There were some indications that Democrats gave ground on the wall, moving from the zero-funding position they took in their original version of the bill.
Following a Wednesday meeting with the Congressional Hispanic Caucus and House Speaker Nancy Pelosi (D-Calif.), Lowey acknowledged that they may lose some votes on the left.
“Not everyone can vote for the bills, and we just need enough votes to pass, and I’d like to get the majority of Democrats, at least. And I hope we get some Republicans to support the bills, because it’s always good to have bipartisan support,” she said.
It’s not likely that too many Democrats will advertise the fact that their leaders completely caved to Trump and that they betrayed their far-left supporters. Otherwise, the government will shut down and no one wants to see who gets blamed by the voters for it.
Trump still had to do a little horse-trading to get his wall funding.
The White House signaled in negotiations it would accept significantly less money — the current level of $1.375 billion — than requested on the border wall in exchange for maintaining the authority to transfer funds from Pentagon accounts to finance new wall construction, according to people involved in the talks. That agreement made it into the final deal, a source familiar with the talks said. The deal does not include any money backfilling the $3.6 billion in military construction funds the administration transferred earlier this year to fund the wall — a key priority for Democrats.
The spending bill, as usual, makes a mockery of good government and sound government fiscal policy.
The bipartisan foursome of the top appropriators reached the agreement after meeting in the Capitol on Thursday, capping a day of harried negotiations, proposals and counter proposals that will significantly curtail the threat of a government shutdown. Staff will work through the weekend to produce the final legislation, which will likely move in two separate packages that receive House floor votes on Tuesday, according to an aide.
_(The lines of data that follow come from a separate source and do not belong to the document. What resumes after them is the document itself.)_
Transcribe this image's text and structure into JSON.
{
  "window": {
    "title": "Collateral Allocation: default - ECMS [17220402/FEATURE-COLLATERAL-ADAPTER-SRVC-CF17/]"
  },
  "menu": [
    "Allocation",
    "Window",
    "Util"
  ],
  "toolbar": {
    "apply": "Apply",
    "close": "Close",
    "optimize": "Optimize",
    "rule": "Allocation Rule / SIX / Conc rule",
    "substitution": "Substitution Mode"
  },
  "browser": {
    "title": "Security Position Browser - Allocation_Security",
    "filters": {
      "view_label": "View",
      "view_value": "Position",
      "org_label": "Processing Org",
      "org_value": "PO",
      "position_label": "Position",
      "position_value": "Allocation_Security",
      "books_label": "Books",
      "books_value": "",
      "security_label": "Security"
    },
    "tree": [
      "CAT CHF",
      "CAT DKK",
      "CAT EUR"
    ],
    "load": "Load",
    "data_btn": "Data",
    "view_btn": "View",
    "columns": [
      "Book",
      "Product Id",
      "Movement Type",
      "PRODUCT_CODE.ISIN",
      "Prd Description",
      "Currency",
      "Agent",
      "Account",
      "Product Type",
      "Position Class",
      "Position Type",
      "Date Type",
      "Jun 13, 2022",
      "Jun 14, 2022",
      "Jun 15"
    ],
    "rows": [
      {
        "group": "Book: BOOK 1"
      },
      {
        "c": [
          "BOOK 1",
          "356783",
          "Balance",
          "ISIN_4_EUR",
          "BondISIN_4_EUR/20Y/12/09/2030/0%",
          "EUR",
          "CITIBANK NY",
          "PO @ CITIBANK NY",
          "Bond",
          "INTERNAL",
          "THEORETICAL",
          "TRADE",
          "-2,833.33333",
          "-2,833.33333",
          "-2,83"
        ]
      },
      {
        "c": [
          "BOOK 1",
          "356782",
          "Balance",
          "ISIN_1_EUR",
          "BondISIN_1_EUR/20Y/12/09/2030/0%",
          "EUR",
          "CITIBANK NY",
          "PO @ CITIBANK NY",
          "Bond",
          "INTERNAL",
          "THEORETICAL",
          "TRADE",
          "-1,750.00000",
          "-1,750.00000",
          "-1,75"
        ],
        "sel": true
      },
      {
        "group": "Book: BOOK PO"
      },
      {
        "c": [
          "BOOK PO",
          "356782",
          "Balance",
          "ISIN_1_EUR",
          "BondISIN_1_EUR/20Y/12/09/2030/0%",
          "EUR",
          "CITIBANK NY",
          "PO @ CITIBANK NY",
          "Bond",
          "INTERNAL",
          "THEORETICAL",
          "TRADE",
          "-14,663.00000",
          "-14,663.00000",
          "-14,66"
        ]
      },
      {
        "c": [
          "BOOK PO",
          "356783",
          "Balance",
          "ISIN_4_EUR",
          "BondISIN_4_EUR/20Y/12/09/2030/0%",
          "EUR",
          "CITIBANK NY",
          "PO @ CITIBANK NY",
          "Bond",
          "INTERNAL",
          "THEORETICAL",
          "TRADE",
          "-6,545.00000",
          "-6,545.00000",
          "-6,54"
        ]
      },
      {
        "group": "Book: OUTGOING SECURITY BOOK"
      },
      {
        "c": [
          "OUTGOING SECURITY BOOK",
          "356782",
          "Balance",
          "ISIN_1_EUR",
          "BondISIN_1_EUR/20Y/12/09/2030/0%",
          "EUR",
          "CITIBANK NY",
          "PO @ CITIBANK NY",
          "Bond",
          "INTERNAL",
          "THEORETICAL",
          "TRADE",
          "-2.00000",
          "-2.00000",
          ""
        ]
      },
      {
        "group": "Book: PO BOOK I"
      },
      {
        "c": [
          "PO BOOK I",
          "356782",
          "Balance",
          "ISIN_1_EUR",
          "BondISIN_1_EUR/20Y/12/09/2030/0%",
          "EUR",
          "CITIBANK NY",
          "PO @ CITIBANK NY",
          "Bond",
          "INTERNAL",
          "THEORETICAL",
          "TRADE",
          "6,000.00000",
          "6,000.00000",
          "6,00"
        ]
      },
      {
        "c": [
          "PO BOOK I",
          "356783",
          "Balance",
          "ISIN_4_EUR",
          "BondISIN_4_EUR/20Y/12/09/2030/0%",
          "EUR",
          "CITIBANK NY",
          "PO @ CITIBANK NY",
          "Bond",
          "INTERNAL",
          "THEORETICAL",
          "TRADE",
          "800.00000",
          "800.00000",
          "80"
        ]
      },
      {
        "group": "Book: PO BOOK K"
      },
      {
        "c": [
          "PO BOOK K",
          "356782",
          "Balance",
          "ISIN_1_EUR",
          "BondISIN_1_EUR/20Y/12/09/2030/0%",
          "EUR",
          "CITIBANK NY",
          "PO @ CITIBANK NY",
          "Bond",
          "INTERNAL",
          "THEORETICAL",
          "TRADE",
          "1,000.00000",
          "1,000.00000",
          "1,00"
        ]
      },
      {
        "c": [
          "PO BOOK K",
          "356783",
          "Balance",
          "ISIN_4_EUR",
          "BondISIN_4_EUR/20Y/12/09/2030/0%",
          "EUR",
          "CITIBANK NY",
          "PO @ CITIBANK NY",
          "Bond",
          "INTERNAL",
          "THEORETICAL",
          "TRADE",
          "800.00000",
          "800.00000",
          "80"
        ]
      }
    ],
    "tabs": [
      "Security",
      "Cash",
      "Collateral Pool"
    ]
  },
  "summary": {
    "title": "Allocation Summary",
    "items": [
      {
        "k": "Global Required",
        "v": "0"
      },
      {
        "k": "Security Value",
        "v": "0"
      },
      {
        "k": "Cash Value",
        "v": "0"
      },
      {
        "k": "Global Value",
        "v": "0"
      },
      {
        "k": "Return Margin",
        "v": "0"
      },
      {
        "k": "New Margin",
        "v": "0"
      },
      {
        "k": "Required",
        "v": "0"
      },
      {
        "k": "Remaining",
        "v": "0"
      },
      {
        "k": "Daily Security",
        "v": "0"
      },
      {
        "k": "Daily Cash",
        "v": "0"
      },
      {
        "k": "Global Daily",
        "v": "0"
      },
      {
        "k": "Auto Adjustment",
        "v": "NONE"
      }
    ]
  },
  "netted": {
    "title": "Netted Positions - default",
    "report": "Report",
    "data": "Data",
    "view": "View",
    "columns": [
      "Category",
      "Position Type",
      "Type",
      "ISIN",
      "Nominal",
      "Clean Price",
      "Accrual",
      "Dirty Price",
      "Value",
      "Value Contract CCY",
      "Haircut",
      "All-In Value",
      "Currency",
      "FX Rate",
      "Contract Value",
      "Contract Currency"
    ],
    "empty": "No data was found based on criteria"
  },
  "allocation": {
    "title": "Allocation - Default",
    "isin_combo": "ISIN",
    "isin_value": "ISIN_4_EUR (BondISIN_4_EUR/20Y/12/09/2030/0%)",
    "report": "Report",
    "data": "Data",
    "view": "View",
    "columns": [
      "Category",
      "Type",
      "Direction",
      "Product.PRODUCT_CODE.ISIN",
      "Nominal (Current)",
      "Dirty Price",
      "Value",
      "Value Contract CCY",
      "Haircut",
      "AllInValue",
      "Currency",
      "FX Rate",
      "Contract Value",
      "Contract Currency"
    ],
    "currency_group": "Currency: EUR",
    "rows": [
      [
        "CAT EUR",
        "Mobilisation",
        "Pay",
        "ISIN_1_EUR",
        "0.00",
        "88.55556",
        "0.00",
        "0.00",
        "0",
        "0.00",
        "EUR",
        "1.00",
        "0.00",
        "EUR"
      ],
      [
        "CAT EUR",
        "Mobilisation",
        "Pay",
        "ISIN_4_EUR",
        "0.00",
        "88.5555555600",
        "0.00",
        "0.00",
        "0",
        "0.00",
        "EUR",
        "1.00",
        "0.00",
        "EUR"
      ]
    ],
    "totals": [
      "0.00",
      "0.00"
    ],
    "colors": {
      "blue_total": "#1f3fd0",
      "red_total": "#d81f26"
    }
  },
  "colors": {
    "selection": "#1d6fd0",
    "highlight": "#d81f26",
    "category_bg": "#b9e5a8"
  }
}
The $1.37 trillion agreement includes all 12 spending bills and came after a day of last-minute negotiations and shuttle diplomacy between Senate Appropriations Committee Chairman Richard Shelby, an Alabama Republican, and his House counterpart Nita Lowey, a New York Democrat, along with the two ranking members on their committees, Sen. Patrick Leahy, a Democrat of Vermont, and Rep. Kay Granger, a Texas Republican. At various points meetings included House Speaker Nancy Pelosi, Senate Majority Leader Mitch McConnell and Treasury Secretary Steve Mnuchin, the Trump administration’s point person on the negotiations.
It also came as time was running out to reach an agreement that could be moved through both the House and Senate before the December 20 funding deadline. President Donald Trump will also have to sign the measure into law and has yet to weigh in publicly, but Mnuchin and Eric Ueland, the White House director of legislative affairs, were regularly apprised, and often present, during some of the final stages of the negotiations.
Some day, Congress will get its act together and get serious about getting control of spending. It will happen just about the time pigs start flying and unicorns are grazing in Central Park.